Anyone looking in at them in that moment would have seen a very different Kyle Duarte and Louise Beckett than they were used to seeing. She had a rep as a stone-cold bitch, but Kyle saw sides of her she was careful to keep hidden out there in front of the big board. But while her smiles were rare, they were worth it.

He knew there was gossip—unfortunately, there always would be, when a woman as dedicated and driven as Lou also happened to be a knock-out. Anyone who worked in Sat Ops learned pretty quickly that there was nothing going on between the Deputy Director and her second in command. But that didn't always mean there wasn't water-cooler banter elsewhere in Crypto City.

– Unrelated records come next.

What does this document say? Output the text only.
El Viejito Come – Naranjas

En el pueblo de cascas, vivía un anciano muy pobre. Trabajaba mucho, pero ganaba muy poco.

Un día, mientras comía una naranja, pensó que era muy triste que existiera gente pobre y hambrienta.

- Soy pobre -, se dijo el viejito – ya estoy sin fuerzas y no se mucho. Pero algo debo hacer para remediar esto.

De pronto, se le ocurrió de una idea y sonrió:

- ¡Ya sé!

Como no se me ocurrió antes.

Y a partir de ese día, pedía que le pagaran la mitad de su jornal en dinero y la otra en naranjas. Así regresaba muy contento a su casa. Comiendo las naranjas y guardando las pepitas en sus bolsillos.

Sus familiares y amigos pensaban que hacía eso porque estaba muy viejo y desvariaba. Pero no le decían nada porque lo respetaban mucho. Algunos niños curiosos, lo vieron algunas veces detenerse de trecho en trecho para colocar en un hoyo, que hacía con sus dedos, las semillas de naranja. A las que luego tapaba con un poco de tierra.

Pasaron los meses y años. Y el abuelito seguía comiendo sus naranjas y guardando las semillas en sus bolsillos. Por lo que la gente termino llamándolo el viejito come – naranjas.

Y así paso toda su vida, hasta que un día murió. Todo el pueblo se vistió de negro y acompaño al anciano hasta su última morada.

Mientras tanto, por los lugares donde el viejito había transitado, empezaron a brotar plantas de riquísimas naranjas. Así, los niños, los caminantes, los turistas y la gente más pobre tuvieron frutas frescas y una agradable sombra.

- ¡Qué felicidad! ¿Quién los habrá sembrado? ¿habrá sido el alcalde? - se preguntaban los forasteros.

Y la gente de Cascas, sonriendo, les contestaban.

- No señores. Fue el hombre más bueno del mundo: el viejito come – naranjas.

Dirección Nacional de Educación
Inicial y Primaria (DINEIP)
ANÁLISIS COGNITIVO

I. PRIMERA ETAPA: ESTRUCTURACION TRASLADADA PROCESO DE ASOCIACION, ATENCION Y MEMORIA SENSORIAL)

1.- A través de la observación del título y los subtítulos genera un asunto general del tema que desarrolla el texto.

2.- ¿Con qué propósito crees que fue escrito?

Lou Beckett lived a solitary life. He didn't even think he'd ever heard so much of a whisper about her having a private life outside the office—let alone dating. Not since Alex Brandt, years ago. And even that was only rumour. Remembering Lou's face—so still it could have been a carved mask—watching Jennifer Brandt accept the folded flag in front of an empty coffin at Alex's funeral, he supposed he understood. While Jennifer could lean on her friends and family to grieve her husband, presumed dead in Serbia, Lou had to bear the weight of her own grief in silence. She could mourn a fallen comrade—but very few outside Sat Ops knew what she truly had lost in that explosion. And so far as Lou was concerned, that was as it should be. She had borne it alone—and she would continue to bear her enforced solitude in stoic silence. That was just who she was.

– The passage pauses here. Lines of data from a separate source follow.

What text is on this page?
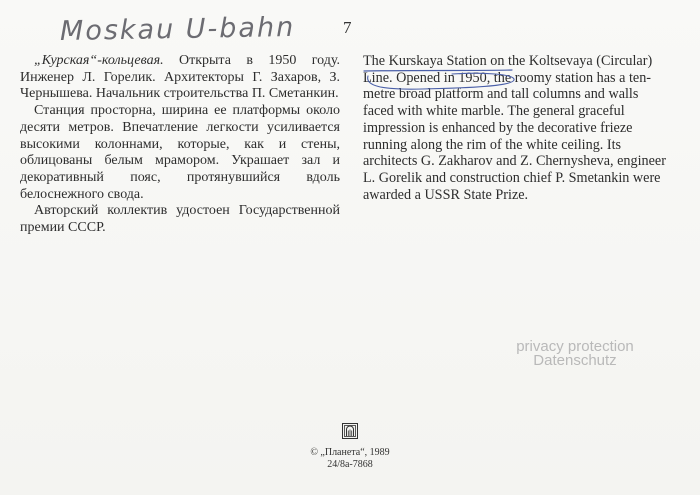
Moskau U-bahn	7

„Курская“-кольцевая. Открыта в 1950 году. Инженер Л. Горелик. Архитекторы Г. Захаров, З. Чернышева. Начальник строительства П. Сметанкин.

Станция просторна, ширина ее платформы около десяти метров. Впечатление легкости усиливается высокими колоннами, которые, как и стены, облицованы белым мрамором. Украшает зал и декоративный пояс, протянувшийся вдоль белоснежного свода.

Авторский коллектив удостоен Государственной премии СССР.

The Kurskaya Station on the Koltsevaya (Circular) Line. Opened in 1950, the roomy station has a ten-metre broad platform and tall columns and walls faced with white marble. The general graceful impression is enhanced by the decorative frieze running along the rim of the white ceiling. Its architects G. Zakharov and Z. Chernysheva, engineer L. Gorelik and construction chief P. Smetankin were awarded a USSR State Prize.

privacy protection
Datenschutz
© „Планета“, 1989
24/8а-7868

His own romantic entanglements were casual and fleeting. Mei Ling had been the only woman he had ever really loved, and losing her had made it hard for him to even imagine sharing his life with anyone who could never truly understand what his life was really like. So he settled for the occasional dinner—and breakfast—with girls like Christina McDonald and Megan Reilly. But like Lou, the NSA was his life.

"So, where were we?" she asked, all business once more.

"Soledad."

They returned to work, the coffee in their cups steaming as they cooled.